Thursday, September 11, 2014

Conflating learning with test score production

An excellent article that details the rift within psychometrics that standardized testing has created. Even psychometricians are saying that our nation's standardized tests, specifically those designed by Pearson Learning Systems, are excellent measures of how well students know how to take tests, but say very little about how much they have learned in the classroom. And it is not going over well when they say that.

What do you think of this in light of our specific focus on supporting literacy development?

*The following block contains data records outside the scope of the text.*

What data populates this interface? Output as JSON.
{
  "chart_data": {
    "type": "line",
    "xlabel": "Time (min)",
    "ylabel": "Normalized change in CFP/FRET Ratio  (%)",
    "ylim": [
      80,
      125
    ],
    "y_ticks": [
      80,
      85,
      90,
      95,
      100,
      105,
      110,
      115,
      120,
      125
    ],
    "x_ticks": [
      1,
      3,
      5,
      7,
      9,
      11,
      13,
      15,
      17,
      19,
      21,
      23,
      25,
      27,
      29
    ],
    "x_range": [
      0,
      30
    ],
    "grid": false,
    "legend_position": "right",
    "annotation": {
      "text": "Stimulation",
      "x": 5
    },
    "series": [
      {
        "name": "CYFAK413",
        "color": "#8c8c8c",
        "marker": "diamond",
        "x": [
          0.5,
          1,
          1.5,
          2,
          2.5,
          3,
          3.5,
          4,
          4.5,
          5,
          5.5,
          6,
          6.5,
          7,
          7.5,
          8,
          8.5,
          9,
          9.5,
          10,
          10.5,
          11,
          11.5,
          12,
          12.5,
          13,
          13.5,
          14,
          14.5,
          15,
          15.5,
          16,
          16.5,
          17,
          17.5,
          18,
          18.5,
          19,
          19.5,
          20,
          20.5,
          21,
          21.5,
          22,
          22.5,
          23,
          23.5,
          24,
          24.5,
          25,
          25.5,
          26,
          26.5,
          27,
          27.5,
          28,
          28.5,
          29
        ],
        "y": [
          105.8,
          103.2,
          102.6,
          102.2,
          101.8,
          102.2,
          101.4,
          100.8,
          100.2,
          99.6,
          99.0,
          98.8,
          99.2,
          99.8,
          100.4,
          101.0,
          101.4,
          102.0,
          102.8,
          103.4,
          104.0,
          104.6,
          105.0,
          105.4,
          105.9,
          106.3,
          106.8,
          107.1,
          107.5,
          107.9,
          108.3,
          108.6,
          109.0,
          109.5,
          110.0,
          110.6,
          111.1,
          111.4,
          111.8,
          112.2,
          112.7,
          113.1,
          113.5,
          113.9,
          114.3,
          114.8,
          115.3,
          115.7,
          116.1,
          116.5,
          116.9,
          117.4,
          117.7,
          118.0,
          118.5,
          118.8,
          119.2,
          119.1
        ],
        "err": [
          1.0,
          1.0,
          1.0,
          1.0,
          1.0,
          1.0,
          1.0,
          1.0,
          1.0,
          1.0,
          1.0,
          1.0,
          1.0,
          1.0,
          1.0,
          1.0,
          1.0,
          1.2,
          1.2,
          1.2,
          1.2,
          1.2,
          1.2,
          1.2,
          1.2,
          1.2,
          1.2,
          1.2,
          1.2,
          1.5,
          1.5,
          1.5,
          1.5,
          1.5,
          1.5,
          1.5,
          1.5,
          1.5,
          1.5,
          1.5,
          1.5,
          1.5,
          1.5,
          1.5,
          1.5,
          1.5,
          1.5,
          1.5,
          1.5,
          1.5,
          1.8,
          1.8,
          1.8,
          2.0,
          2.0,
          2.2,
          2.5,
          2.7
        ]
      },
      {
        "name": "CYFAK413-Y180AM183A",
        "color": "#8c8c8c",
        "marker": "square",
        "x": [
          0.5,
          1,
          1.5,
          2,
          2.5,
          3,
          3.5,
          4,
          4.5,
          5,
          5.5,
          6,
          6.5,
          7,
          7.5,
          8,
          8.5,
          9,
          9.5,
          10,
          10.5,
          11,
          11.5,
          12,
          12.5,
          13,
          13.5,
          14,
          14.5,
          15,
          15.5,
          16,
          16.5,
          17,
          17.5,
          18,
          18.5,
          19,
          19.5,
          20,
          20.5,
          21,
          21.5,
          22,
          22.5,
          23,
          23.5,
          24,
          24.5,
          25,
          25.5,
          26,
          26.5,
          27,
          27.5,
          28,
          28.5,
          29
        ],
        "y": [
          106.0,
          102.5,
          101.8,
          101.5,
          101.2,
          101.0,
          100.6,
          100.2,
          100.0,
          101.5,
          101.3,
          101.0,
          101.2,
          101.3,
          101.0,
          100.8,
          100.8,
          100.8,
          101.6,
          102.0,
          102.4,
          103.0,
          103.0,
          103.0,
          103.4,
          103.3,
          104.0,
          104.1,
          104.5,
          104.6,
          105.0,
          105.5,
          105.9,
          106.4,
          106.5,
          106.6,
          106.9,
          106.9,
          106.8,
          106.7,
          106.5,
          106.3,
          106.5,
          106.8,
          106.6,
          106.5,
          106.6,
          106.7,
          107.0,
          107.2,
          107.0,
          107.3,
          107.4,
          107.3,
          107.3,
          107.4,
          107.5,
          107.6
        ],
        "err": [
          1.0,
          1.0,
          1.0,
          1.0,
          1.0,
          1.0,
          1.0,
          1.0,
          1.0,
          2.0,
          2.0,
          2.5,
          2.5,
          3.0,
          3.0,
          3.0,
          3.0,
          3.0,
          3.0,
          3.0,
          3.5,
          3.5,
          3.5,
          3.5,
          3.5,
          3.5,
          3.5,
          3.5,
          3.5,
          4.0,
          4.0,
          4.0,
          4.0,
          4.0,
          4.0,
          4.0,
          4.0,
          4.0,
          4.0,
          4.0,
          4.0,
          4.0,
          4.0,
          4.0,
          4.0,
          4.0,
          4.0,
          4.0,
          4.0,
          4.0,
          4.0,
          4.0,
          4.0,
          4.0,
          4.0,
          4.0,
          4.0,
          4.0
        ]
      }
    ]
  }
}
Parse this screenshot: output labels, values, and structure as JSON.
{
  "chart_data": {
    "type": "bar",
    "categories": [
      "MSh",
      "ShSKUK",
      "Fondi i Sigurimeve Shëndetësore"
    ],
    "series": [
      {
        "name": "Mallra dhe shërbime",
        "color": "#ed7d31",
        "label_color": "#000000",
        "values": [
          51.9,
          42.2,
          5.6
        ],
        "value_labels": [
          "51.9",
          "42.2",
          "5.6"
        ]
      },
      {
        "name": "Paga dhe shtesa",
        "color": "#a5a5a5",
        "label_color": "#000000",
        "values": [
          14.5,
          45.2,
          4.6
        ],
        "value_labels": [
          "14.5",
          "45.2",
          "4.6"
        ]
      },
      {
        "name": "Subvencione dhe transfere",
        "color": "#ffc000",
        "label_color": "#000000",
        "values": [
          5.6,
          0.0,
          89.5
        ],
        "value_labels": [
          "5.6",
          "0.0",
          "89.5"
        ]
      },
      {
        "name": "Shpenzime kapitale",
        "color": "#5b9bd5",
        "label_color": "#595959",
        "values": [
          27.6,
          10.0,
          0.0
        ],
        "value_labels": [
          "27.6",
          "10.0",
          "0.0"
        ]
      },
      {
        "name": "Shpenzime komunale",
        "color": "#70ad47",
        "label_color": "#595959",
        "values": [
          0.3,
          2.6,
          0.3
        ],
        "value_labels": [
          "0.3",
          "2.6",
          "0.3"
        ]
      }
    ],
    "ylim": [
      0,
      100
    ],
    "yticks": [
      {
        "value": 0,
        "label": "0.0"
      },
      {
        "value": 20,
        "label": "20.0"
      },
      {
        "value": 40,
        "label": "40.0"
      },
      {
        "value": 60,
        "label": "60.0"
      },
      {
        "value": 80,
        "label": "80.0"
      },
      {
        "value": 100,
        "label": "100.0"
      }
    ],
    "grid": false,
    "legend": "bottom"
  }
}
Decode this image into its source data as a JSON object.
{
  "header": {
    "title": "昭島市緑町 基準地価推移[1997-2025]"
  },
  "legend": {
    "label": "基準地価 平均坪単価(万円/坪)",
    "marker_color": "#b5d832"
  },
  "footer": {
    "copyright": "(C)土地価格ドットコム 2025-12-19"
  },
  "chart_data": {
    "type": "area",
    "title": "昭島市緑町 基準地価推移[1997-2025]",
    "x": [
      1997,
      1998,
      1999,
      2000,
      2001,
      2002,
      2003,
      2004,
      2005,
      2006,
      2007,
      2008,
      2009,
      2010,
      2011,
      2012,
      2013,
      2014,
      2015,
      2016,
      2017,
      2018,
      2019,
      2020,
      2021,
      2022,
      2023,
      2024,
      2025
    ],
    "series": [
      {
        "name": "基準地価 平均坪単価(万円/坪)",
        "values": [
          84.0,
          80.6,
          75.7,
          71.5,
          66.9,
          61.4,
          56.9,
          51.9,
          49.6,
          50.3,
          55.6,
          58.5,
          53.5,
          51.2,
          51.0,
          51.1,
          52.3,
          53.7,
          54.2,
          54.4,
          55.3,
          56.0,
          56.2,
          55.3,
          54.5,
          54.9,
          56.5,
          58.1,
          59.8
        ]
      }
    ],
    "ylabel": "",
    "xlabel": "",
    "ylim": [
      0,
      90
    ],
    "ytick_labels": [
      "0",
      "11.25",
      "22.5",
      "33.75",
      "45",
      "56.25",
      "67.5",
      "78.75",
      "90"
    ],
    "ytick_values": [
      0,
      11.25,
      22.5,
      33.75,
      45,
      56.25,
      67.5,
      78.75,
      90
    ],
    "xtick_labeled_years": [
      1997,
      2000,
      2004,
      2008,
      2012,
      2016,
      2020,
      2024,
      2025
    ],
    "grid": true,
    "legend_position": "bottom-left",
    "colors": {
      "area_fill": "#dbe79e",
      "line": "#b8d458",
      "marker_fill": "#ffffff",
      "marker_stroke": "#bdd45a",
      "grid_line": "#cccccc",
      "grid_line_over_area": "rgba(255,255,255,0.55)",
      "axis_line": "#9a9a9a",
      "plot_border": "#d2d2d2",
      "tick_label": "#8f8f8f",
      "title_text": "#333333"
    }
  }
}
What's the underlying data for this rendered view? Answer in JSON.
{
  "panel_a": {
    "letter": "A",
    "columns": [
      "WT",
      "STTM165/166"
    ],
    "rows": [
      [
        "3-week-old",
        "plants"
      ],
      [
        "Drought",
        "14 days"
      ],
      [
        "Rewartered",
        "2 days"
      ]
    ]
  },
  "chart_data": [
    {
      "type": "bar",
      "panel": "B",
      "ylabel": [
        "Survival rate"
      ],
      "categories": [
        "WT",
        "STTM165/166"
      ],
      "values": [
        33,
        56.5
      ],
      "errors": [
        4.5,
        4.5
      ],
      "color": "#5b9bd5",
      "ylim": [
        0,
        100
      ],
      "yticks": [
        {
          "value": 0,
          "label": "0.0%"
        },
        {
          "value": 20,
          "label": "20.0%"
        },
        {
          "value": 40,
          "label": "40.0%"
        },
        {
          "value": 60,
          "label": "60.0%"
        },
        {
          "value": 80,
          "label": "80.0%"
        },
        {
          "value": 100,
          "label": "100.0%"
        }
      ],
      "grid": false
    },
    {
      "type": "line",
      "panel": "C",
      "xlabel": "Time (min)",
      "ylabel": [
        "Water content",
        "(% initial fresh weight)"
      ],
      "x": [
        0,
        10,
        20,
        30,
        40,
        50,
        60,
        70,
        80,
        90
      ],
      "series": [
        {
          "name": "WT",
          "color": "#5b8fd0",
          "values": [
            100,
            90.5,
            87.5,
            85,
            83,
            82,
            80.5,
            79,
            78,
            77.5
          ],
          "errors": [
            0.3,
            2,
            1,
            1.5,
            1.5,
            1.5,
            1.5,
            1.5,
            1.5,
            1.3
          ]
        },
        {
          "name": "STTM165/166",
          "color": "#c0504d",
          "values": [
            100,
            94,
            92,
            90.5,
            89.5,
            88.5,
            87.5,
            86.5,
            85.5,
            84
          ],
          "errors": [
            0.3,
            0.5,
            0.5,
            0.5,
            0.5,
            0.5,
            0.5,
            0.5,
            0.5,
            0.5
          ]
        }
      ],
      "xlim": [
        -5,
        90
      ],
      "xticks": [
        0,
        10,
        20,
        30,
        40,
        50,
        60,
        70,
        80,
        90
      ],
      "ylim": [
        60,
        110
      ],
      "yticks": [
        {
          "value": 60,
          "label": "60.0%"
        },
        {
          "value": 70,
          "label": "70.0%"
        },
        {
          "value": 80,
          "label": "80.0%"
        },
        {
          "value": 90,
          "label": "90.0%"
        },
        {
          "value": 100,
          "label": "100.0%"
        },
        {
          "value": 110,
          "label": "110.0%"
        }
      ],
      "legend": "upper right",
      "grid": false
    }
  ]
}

How can we widen what counts as intelligence when the stakes are high in just one code (SAE)?

http://www.texasobserver.org/walter-stroup-standardized-testing-pearson/

1 comment:

  1. I agree with the criticism of the state of the test score reverence that arises from Dr. Stroup's findings. I simultaneously acknowledge the challenge of expanding a conception of learning and literacy in the contemporary paradigm of US education that places such heavy emphasis on numerical data as "truth". Much like a uni-dimensional perception of literacy that is based on holding conversation or the adequate/correct regurgitation of information, it hides the other layers that (ideally) comes with literacy: comprehension and application to one's life. In class our first day, our groups all conceived literacy as a tool that extends beyond reading and writing. While we cannot revolutionize the system in one go, I believe that we can help expand our (both ourselves as teachers and our students) collective conceptions and values of knowledge by validating and recognizing our students' collection of skills and interests. We can do this with the assignments and projects we assign, with the sources we integrate into the classroom, the decorations on our walls and a constant interest in bridging the learning to their lives wherever and whenever we can.